Tu vois partout que tout abonde,
Habits, vivres et ripatons
Tout ça doit être à tout le monde,
À toi qui couches sous les ponts.
L’oiseau du ciel prend sa pâture
Ou qu’il en trouve. Il n’a pas Peur
Des lois et d’la Magistrature,
Car rien n’l’empêche d’être voleur. (bis)
 
Tu te contentes d’anathèmes
Qu’t’envoies à la Société.
R’viens de ta bêtise suprême,
Ris des lois et des préjugés :
Ou crève la faim et sois honnête
Ou comme l’oiseau n’aies plus peur :
Mang’ comme lui, maligne bête
Et ne crains pas d’être voleur. (bis)
 
Toutes les lois qu’on pourrait faire,
S’ront toujours faites contre toi.
Y en as qu’un’ quif’rait ton affaire,
L’article uniqu’ de cette loi
Serait l’suivant : « sont abrogées
Les précédentes lois en vigueur. »
Dès qu’cet’ loi serait promulguée
Y’aurait plus d’volés, d’voleurs ! (bis)
 
Car avec une loi pareille
Les richards on expropri’rait
L’anarchie, aurore vermeille,
Su’ l’Mond’ Nouveau resplendirait.
Alors seule la libre entente,
Ferait s’mouvoir les travailleurs,
Plus d’lois ! Quelle harmonie touchante
Alors y’aurait plus d’voleurs ! (bis)

Parue dans le numéro 44 (28 décembre 1889) du Père Peinard.

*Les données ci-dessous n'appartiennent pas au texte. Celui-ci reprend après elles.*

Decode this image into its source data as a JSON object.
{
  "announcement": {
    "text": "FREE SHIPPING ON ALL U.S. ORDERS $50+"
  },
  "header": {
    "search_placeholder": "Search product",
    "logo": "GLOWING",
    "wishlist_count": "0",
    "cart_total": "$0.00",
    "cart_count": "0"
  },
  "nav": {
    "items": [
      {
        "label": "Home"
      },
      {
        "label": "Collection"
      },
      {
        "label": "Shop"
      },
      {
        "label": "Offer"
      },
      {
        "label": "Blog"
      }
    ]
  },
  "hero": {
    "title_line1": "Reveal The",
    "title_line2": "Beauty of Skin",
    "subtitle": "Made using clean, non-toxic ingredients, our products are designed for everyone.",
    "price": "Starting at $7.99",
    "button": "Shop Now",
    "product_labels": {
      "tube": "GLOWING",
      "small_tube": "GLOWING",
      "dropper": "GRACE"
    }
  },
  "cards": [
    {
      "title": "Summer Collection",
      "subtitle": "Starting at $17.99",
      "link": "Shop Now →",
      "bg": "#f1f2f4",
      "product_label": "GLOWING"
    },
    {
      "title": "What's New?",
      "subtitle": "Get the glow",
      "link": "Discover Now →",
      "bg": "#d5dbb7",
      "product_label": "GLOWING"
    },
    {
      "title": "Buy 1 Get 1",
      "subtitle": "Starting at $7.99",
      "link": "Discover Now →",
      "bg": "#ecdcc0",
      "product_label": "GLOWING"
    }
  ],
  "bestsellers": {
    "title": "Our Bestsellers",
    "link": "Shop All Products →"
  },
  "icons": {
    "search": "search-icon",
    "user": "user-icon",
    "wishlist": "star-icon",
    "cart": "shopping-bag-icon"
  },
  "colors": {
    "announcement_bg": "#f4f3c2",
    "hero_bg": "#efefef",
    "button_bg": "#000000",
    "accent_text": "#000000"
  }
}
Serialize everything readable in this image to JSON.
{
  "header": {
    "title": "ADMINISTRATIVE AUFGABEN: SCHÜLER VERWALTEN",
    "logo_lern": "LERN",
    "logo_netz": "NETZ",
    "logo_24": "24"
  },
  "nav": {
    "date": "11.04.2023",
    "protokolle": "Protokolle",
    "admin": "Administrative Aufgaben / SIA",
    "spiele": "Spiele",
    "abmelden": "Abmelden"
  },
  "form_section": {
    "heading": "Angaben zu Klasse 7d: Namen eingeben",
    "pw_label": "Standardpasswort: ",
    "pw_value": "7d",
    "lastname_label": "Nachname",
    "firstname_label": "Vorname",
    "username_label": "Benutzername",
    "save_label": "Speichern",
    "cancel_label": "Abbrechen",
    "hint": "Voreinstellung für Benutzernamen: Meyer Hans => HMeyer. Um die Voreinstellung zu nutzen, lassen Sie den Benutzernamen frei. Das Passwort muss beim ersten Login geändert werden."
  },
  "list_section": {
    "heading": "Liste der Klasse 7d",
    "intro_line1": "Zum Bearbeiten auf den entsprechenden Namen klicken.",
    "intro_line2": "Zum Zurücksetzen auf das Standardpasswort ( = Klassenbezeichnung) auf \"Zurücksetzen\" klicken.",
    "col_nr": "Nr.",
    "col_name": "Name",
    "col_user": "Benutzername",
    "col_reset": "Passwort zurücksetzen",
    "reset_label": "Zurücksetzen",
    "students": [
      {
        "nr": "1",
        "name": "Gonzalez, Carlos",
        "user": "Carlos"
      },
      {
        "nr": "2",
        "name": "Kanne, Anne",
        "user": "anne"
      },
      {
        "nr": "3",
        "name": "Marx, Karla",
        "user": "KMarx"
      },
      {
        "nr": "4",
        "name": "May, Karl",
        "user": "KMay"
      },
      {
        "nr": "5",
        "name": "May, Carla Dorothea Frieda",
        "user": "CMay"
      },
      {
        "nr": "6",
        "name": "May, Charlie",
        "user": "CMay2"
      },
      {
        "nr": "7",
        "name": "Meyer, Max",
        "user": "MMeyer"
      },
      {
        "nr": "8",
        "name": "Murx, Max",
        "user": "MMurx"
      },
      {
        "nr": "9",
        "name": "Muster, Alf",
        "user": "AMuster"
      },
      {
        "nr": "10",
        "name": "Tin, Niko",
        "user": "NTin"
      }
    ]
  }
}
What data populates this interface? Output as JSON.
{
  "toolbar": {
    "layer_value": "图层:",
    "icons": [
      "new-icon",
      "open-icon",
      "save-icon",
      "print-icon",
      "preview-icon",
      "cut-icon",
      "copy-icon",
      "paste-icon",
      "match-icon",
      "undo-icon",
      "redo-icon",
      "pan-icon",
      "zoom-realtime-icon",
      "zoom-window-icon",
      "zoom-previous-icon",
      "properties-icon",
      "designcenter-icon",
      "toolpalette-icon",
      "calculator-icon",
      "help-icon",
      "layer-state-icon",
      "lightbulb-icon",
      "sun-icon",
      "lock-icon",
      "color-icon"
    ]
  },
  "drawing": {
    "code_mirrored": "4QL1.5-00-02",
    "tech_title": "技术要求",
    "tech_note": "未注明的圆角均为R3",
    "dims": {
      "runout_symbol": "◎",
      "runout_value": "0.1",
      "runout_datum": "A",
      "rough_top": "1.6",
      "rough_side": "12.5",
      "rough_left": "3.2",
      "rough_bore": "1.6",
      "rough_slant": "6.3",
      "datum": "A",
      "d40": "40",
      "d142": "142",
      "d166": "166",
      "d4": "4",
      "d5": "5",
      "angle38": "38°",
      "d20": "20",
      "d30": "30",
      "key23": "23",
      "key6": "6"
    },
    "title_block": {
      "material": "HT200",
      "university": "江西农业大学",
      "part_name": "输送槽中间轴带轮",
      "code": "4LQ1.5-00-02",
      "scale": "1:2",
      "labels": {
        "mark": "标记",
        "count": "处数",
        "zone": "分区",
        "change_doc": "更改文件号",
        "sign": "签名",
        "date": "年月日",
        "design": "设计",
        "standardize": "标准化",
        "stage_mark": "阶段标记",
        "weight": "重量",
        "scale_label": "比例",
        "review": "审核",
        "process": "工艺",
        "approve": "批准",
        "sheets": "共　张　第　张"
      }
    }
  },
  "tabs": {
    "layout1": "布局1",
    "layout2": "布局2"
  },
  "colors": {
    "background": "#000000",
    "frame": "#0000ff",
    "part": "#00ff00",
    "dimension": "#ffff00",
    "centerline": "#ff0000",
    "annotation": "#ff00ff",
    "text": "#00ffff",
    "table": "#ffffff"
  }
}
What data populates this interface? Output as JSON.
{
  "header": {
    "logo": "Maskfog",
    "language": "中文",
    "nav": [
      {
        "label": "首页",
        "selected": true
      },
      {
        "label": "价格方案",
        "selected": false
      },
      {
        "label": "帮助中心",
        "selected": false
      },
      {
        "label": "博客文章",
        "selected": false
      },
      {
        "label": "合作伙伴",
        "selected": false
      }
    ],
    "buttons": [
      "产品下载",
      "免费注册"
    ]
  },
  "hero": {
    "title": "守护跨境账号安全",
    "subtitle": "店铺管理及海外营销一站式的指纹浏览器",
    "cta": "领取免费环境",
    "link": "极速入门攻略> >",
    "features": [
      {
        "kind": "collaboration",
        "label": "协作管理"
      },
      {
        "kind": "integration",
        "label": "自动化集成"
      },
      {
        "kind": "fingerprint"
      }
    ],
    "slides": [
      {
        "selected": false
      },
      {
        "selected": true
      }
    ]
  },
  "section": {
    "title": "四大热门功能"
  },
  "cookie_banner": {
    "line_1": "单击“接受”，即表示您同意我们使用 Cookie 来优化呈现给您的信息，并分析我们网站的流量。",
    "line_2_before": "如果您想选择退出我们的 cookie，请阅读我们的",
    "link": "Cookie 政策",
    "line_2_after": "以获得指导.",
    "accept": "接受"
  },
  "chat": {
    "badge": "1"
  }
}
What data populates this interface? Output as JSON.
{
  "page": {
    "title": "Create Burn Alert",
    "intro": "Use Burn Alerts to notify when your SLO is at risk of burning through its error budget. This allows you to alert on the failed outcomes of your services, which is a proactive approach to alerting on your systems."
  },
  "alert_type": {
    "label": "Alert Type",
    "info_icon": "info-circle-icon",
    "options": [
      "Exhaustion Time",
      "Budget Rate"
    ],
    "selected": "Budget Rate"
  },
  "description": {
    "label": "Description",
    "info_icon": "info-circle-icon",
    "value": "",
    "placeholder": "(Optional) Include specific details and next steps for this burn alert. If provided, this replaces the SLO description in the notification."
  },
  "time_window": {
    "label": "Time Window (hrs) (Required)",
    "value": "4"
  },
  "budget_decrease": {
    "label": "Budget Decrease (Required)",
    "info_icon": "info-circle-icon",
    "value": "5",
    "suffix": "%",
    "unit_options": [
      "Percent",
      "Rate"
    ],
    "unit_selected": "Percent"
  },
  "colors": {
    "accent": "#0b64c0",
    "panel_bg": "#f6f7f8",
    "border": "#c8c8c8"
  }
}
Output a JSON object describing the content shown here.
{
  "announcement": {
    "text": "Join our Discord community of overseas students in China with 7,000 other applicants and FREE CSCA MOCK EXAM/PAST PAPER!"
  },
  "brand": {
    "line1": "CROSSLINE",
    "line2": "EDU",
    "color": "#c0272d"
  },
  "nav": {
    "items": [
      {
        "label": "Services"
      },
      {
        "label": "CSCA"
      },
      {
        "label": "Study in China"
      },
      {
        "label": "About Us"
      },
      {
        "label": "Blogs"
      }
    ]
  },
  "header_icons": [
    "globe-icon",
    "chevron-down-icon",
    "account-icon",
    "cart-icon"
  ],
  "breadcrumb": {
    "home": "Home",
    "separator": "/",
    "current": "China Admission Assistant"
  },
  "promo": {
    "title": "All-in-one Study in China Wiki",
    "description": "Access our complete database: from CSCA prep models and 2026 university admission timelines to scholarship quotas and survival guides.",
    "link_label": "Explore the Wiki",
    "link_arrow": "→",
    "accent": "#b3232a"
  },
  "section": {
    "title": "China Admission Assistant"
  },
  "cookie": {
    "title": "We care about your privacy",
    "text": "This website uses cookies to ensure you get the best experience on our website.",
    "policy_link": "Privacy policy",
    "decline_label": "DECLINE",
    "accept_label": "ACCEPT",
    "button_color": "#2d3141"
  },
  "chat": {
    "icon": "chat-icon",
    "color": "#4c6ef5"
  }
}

Extrait de la chanson citée de Lucien Weill (1865-1914) [alias Henri Dhorr ], l’un des gérants du Père Peinard.

Pour fètr le grand centenaire.
Il faudrait que l’Exposition
Vit éclore une nouvelle ère :
L’èr’ de la Révolution.
J’en ai soupe d’la République !
Il est un régime meilleur :
C’est celui du servie’ public, que
Si Paul Brousse était empereur !
 
Depuis janvier jusqu’en décembre
On vivrait en plein’ liberté ;
Du parti ouvrier chaqu’membre
À son tour serait député.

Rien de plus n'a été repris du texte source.